Os vinhos rosés são em geral versáteis, porque se apresentam como uma boa opção de bebida para os dias mais quentes — a temperatura média nos primeiros dez dias de dezembro em São Paulo foi de 31,1 graus! — e podem fazer bom papel tanto como aperitivo como acompanhando pratos mais leves, como pescados, massas com molhos delicados e até frituras.

Já que está um calorão danado lá fora e como estamos a poucos dias do verão, aproveito para indicar cinco rótulos rosés — três dos quais degustei recentemente — que valem a pena ser degustados, e sem que nenhum nariz fique torcido.

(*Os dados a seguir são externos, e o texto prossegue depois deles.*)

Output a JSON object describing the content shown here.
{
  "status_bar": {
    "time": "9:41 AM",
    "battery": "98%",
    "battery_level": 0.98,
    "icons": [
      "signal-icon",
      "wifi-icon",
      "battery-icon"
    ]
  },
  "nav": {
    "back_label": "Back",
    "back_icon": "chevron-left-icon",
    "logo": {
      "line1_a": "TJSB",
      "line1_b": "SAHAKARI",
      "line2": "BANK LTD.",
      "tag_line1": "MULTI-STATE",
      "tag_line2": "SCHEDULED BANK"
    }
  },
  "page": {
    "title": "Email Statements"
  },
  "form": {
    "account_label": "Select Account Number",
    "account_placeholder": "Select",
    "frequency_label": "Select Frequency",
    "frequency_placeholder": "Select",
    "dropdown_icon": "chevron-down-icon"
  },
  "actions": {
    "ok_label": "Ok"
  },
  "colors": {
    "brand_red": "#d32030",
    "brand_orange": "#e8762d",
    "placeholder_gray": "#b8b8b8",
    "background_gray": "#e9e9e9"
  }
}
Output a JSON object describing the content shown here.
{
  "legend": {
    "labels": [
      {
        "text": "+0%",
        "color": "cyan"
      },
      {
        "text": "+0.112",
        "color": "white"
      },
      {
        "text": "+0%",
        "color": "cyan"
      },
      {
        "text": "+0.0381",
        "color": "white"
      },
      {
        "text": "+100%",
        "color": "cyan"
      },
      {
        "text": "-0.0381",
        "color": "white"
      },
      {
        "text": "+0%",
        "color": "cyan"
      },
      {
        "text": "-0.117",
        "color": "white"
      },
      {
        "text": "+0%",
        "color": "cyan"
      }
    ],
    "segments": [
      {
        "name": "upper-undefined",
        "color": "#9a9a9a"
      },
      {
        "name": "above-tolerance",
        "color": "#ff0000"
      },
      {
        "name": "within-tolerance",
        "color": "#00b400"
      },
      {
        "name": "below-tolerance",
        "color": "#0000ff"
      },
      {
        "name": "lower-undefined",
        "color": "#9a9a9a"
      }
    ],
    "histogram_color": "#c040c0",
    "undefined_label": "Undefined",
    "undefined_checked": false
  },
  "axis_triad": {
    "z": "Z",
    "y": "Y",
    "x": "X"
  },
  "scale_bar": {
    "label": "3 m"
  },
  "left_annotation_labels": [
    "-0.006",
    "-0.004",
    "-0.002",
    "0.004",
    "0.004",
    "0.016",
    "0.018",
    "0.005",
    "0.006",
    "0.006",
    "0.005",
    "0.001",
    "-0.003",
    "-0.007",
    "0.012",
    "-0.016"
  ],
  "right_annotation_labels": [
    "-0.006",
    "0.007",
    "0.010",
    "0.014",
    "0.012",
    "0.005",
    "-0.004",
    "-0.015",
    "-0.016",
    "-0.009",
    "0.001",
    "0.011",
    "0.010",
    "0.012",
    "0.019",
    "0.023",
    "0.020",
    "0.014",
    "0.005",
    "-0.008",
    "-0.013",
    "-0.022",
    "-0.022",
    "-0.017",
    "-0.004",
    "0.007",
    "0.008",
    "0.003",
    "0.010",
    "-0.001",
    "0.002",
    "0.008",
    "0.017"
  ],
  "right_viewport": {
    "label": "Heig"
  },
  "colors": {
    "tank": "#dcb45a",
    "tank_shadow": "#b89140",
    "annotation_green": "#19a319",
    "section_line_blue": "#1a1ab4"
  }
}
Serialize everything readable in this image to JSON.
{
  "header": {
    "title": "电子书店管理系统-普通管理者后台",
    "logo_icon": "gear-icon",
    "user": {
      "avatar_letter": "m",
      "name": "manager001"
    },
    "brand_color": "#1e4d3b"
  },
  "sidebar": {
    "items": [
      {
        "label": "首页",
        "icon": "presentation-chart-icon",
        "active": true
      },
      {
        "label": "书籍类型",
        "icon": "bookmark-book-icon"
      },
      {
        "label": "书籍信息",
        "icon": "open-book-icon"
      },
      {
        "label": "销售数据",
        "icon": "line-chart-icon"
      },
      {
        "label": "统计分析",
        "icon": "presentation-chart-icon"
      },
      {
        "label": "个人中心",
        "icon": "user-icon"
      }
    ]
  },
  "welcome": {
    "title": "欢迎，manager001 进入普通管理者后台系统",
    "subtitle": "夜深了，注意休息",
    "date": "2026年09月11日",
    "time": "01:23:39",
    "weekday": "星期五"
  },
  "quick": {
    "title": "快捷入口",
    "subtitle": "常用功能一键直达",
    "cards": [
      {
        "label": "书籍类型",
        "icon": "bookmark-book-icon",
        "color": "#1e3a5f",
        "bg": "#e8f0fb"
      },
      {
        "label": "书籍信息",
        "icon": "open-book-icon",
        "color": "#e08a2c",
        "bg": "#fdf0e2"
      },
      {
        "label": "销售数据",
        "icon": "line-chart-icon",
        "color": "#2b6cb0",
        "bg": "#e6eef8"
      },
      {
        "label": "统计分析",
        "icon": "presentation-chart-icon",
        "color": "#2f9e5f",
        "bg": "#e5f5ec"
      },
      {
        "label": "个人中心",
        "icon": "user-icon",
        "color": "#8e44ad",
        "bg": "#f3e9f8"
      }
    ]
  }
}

Cà’del’Bosco Cuvée Prestige Rosé DOCG (R$ 268,65, na Mistral): é um grande símbolo da bela região da Franciacorta, na Lombardia, norte da Itália, que destaca justamente pela produção de espumantes. Feito com uvas chardonnay (brancas), essa edição especial, digamos assim, tem produção limitada. Em sua produção são acrescidos vinhos de outras safras. Um vinhaço, para ser bebido em grandes (ou pequenas, por que não?) comemorações.

 

Ercavio Tempranillo Rosado 2010 (R$ 41,40, na Decanter): boa opção custo-benefício, esse rosé espanhol é produzido com uvas tempranillo na região de Castilla – Toledo. Ganhou 87/100 pontos do crítico americano Robert Parker. O aroma discreto esconde um sabor bem gostoso de frutas vermelhas, em especial morango. Vai muito bem com uma paella.

 

Les Hauts de Janeil Rosé (R$ 44, na Zahil): Trata-se de uma espécie de repaginação do Rosé Les Bateaux. Apesar da mudança de nome e da apresentação (a garrafa tem agora formato bordalês), mantém-se como boa opção de preço-qualidade. É produzido na região do Languedoc, sul da França, com uvas syrah.

Janeil rosé: ótima relação preço-qualidade (R$ 44)

 

Paul Bur Rosé (R$ 59, na Zahil): ótimo custo-benefício, esse espumante francês é produzido com as uvas tempranillo (de origem espanhola) e grenache. Gosto tanto desse vinho que foi o escolhido para embalar a festança do meu casório. No caso, escolhi a versão brut.

 

Whispering Angel 2011 (R$ 129,90 na Todovino Interfood): os  rosés produzidos pelo Chateau D’Esclans são os melhores que tomei nos últimos dois ou três anos. O céu é o limite — na verdade, o limite pode ser os R$ 320,90 do top dessa vinícola, o Les Clans 2009 —, mas eu me contentaria e muito com o vinho de entrada, o Whispering Angel. Produzido no mais antigo chateau da Provence, datado de 1201, esse vinho é feito como os brancos da Borgonha, ou seja, as uvas são colhidas à noite e refrigeradas a 6 graus até chegarem à adega para a vinificação. Um vinho realmente especial.